Euclidean distance is sensitive to vector magnitude. A long document will have a large vector (many non-zero terms), while a short document will have a small one. Euclidean distance would consider them far apart even if they discuss the same topic. Cosine similarity normalises by magnitude and only measures direction — making it ideal for comparing texts of different lengths.
Can this scale to millions of documents?
The brute-force approach shown here (comparing the query to every document) is O(n × d) per query, where n is the number of documents and d is the vocabulary size. For large corpora, you would replace the linear scan with an Approximate Nearest Neighbour (ANN) index — algorithms like HNSW (Hierarchical Navigable Small World) or IVF (Inverted File Index) reduce query time to sub-linear. This is exactly what vector databases like Pinecone and Milvus do internally.
How would I plug in real neural embeddings?

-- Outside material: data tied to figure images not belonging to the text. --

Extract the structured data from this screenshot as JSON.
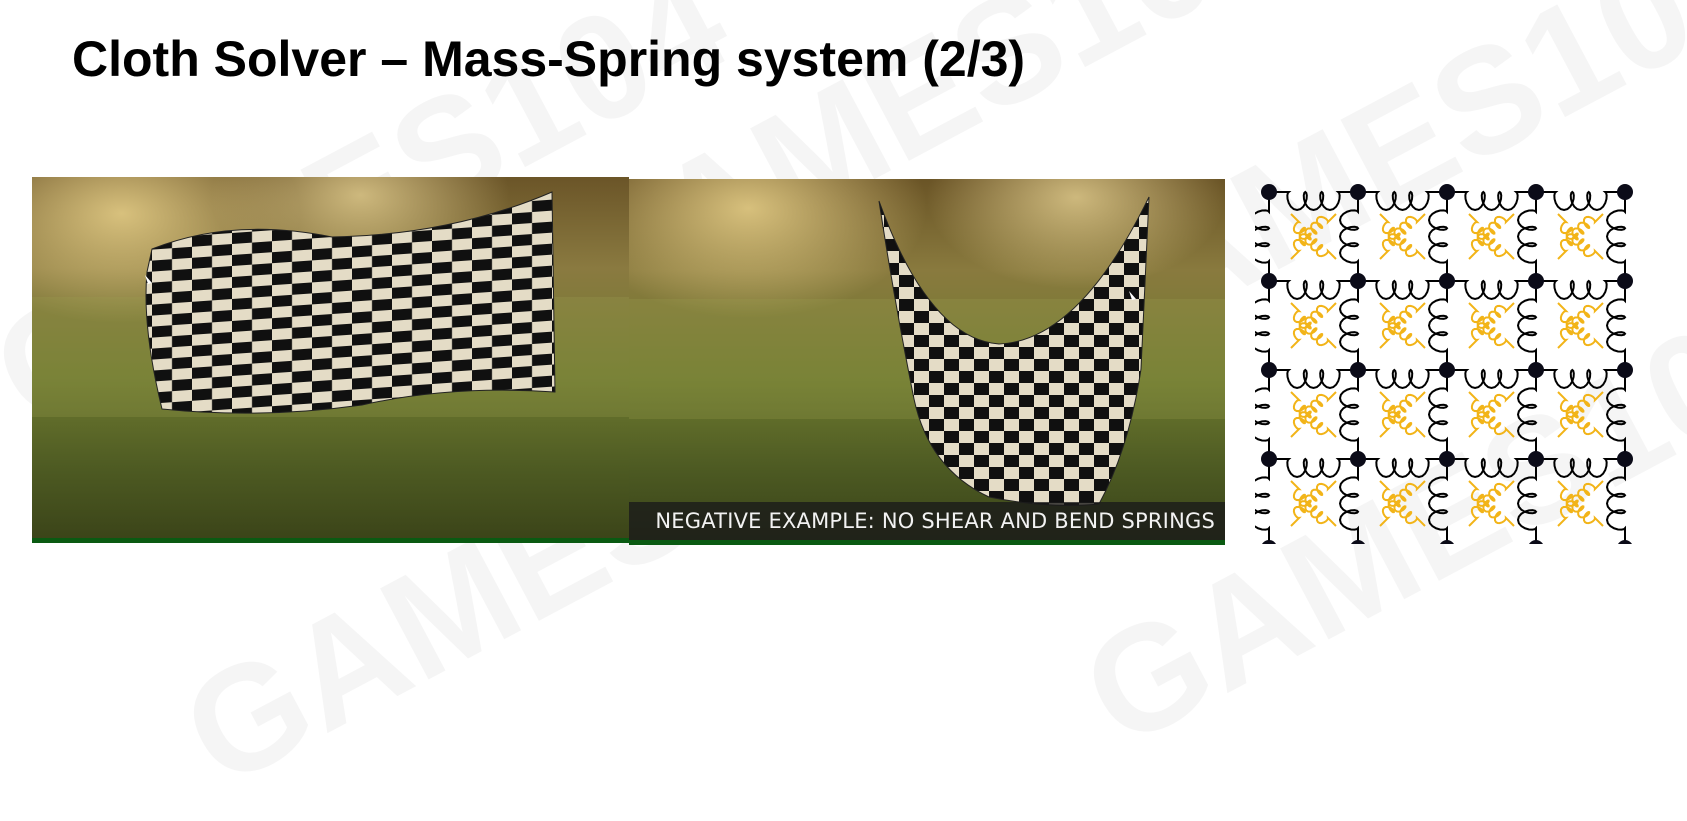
{
  "slide": {
    "title": "Cloth Solver – Mass-Spring system (2/3)",
    "watermark_text": "GAMES104"
  },
  "video_left": {
    "content": "waving checkerboard cloth simulation"
  },
  "video_right": {
    "caption": "NEGATIVE EXAMPLE: NO SHEAR AND BEND SPRINGS"
  },
  "diagram": {
    "grid_cells": 4,
    "mass_color": "#0b0b18",
    "structural_spring_color": "#000000",
    "shear_spring_color": "#f2b418"
  },
  "colors": {
    "video_bottom_strip": "#0a5a12",
    "checker_light": "#e7dfc9",
    "checker_dark": "#0d0d0d"
  }
}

Replace the vectoriseQuery and TF-IDF computation with an HTTP call to an embedding API (OpenAI, Cohere, or a local Ollama instance). The API returns a fixed-length double[] vector. Store those vectors in the same 2D array and use the same cosine similarity function — the search logic does not change, only the vector source does.
See Also
- Building a Neural Network from Scratch in Pure Java
- Java Collections Framework: Choosing the Right Data Structure
- Java Streams API: The Complete Reference Guide
- Implementation of K-Nearest Neighbors (KNN) Algorithm in C++
- Mastering Hibernate Search 7: Full-Text Search for Java
Conclusion
Semantic search is not magic — it is linear algebra applied to text. Tokenise the documents, weight each term by TF-IDF, represent the result as a vector, and measure the cosine of the angle between vectors. This is the exact pipeline that powers Elasticsearch’s relevance scoring, and it is the conceptual ancestor of every neural embedding model. The TF-IDF approach shown here handles keyword-rich technical search extremely well; for natural-language queries where synonyms and paraphrasing matter, swap the TF-IDF layer for a neural embedding API while keeping the cosine similarity and ranking logic unchanged. The architecture — vectorise, index, query, rank — is the foundation of every modern AI search system, and now you have built it from the ground up in pure Java.